La "parabola" nel diritto

Avv. Giovanni Gatteschi e Avv. Marcello Catacchini con la collaborazione di Dott. Andrea Santini
(Studio Legale Gatteschi - Arezzo)

Sommario

  1. Premessa metodologica
  2. La ratio della normativa vigente
  3. Formalità per l′installazione
  4. Parabola e condominio
  5. Parabola e locazione
  6. Tutela dei diritti
  7. Conclusioni

1. Premessa metodologica

Ogni innovazione tecnologica crea una serie di problematiche di carattere giuridico, conseguenti al fatto che la normativa che regola il settore nel quale sorge la nuova tecnica, non prevedeva, né poteva prevedere, l´avvento della stessa, con il naturale ed ineliminabile effetto che, per un certo periodo, l´interprete e l´operatore del diritto sono costretti ad applicare norme dettate per altre e diverse fattispecie e dunque ad interpretarle in modo analogico.
La circostanza, come evidente, non solo rende più complessa la individuazione della regola da applicare, ma soprattutto da luogo ad un diritto "meno certo". E la certezza del diritto è (o dovrebbe essere) invece uno dei capisaldi degli stati moderni.
Tutto ciò è avvenuto (ed in buona parte ancora avviene) con il vasto "mondo internet", ma anche con le trasmissioni satellitari, che nel momento in cui si sono diffuse presso il grande pubblico, hanno dato luogo ad una serie di problematiche giuridiche non indifferenti, in primo luogo per il sostanziale superamento degli ordinari confini comunicativi.
In queste note ci occuperemo di un aspetto forse più marginale di queste problematiche, ma particolarmente rilevante per ogni operatore del settore, quello delle "antenne paraboliche" e della loro installazione.
Eurosatellite − grazie alla quale è sorto questo spazio di servizio e di approfondimento giuridico − ha formato negli anni migliaia di installatori di antenne che hanno a loro volta installato migliaia di antenne.
Inutile dire che le prime installazioni hanno dato luogo a controversie, dissidi e problemi non di poco conto specie perché sorti con vicini di casa.
I problemi sorgevano proprio perché la normativa da applicare era incerta, i precedenti giurisprudenziali non esistevano e dunque qualunque operatore si occupasse del problema si trovava di fronte a "buchi normativi" ai quali tentava di supplire mediante quella interpretazione analogica che, per sua stessa natura, non era in grado di dare una reale uniformità applicativa.
Come sempre poi, il diritto si adegua alla nuova realtà e, mano a mano che il fenomeno diveniva "di massa", nascevano le prime norme di legge e nel contempo emergevano i primi precedenti giurisprudenziali che nel loro complesso andavano a formare un quadro normativo sempre più chiaro.
Oggi, a distanza di ormai tre lustri dalla nascita del fenomeno, può affermarsi esistente una regolamentazione del problema "antenna parabolica" quasi completa e comunque atta a consentire a ciascuno di operare in una ambito di significativa "certezza".

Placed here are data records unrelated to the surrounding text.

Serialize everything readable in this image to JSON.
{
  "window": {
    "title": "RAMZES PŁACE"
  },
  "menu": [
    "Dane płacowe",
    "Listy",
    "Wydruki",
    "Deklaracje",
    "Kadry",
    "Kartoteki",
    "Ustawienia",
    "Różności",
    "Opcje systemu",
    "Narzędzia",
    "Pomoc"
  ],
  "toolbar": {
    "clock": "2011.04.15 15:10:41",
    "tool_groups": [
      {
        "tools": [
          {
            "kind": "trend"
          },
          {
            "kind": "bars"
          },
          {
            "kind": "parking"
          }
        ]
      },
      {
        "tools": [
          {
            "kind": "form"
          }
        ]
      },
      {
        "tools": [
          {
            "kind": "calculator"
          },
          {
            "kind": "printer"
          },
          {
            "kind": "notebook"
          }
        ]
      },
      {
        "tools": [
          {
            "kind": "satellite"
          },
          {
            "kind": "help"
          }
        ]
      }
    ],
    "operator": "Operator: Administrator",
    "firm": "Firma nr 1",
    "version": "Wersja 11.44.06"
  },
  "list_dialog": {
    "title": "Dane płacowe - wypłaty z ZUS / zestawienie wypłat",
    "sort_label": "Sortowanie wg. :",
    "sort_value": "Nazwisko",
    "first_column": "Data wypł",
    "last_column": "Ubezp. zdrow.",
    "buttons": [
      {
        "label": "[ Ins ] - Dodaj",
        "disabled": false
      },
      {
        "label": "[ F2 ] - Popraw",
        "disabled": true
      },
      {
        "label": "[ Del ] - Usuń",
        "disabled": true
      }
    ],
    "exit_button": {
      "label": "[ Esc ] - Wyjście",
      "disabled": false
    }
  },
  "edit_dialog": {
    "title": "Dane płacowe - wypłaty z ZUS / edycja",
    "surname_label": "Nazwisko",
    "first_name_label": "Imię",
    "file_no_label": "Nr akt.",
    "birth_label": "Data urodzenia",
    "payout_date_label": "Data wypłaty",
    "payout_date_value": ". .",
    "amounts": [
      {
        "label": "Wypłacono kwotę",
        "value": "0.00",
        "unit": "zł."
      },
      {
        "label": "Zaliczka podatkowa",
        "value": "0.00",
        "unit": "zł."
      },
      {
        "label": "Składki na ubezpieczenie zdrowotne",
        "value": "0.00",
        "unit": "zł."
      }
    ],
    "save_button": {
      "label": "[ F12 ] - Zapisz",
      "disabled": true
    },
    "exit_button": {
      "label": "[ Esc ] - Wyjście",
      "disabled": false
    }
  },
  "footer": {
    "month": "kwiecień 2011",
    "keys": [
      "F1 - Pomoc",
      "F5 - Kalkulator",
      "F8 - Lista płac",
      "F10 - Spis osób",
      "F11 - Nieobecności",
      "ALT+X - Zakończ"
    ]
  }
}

2. La ratio della normativa vigente

In queste note riteniamo non essenziale procedere ad un excursus storico delle varie normative e pronunce giurisprudenziali più significative.
Riteniamo invece utile, prima di esaminare l´attuale quadro normativo di riferimento, sottolineare come la ratio delle ultime norme, che deve quindi costituire la base per una corretta interpretazione della legislazione vigente, è quella che, con latinismo caro ai giuristi ma tipicamente maccheronico, potremmo definire del "favor parabolis".
Il principio informatore della materia qui trattata è da ricondursi all´articolo 21 della Costituzione che sancisce il diritto di ogni uomo a manifestare liberamente il proprio pensiero; tale "libertà di manifestazione" sottende e garantisce necessariamente il diritto di ciascuno a poter formare il proprio pensiero individuale nel modo più critico possibile e senza condizionamenti di sorta.
Nella società del villaggio globale, tale "libertà di formazione del pensiero" può trovare esplicitazione solo ove sia garantita la possibilità al singolo di poter accedere liberamente al maggior numero possibile di canali e fonti di informazione, cosicché ciascuno possa enucleare, attraverso la dialettica del pluralismo mediatico, un proprio pensiero, originale ed irripetibile.
Inoltre è anche necessario, per non ridurre il citato articolo 21 della Costituzione ad una semplice dichiarazione programmatica, salvaguardare l´effettività della trasmissione delle informazioni tra i vari soggetti, indipendentemente dal mezzo che essi decidano di adottare per manifestare il proprio pensiero (nel caso, trasmissioni via satellite che debbono quindi poter essere ricevute da chiunque lo voglia).
Il quadro appena delineato ha fatto sì che, in seno all´amplissima fattispecie tutelata dall´articolo 21 della Costituzione., si concretasse, grazie agli input di una pur datata, ma sempre emblematica giurisprudenza di Cassazione, il riconoscimento un più specifico "diritto alla parabola" (inteso come il diritto di ciascuno ad installare e mantenere una antenna parabolica − mezzo con il quale è possibile accedere ad una vasta gamma di fonti di informazione − ) che, stante il suo rango costituzionale, ha un valore pressochè assoluto e comunque tale da sottordinare altri ed eventualmente confliggenti, diritti.
Sulla sorta delle precedenti considerazioni si sono mossi negli ultimi anni sia il legislatore che la giurisprudenza, da un lato eliminando in maniera pressoché totale vincoli e autorizzazioni per l´installazione delle antenne paraboliche e dall´altro concedendo un ambito di tutela effettiva al "diritto alla parabola" spettante al singolo individuo, anche in quei casi (tra tutti si sottolineano le situazioni di condominio e di locazione) in cui esso si manifestava in forte attrito con i diritti e gli interessi di soggetti terzi.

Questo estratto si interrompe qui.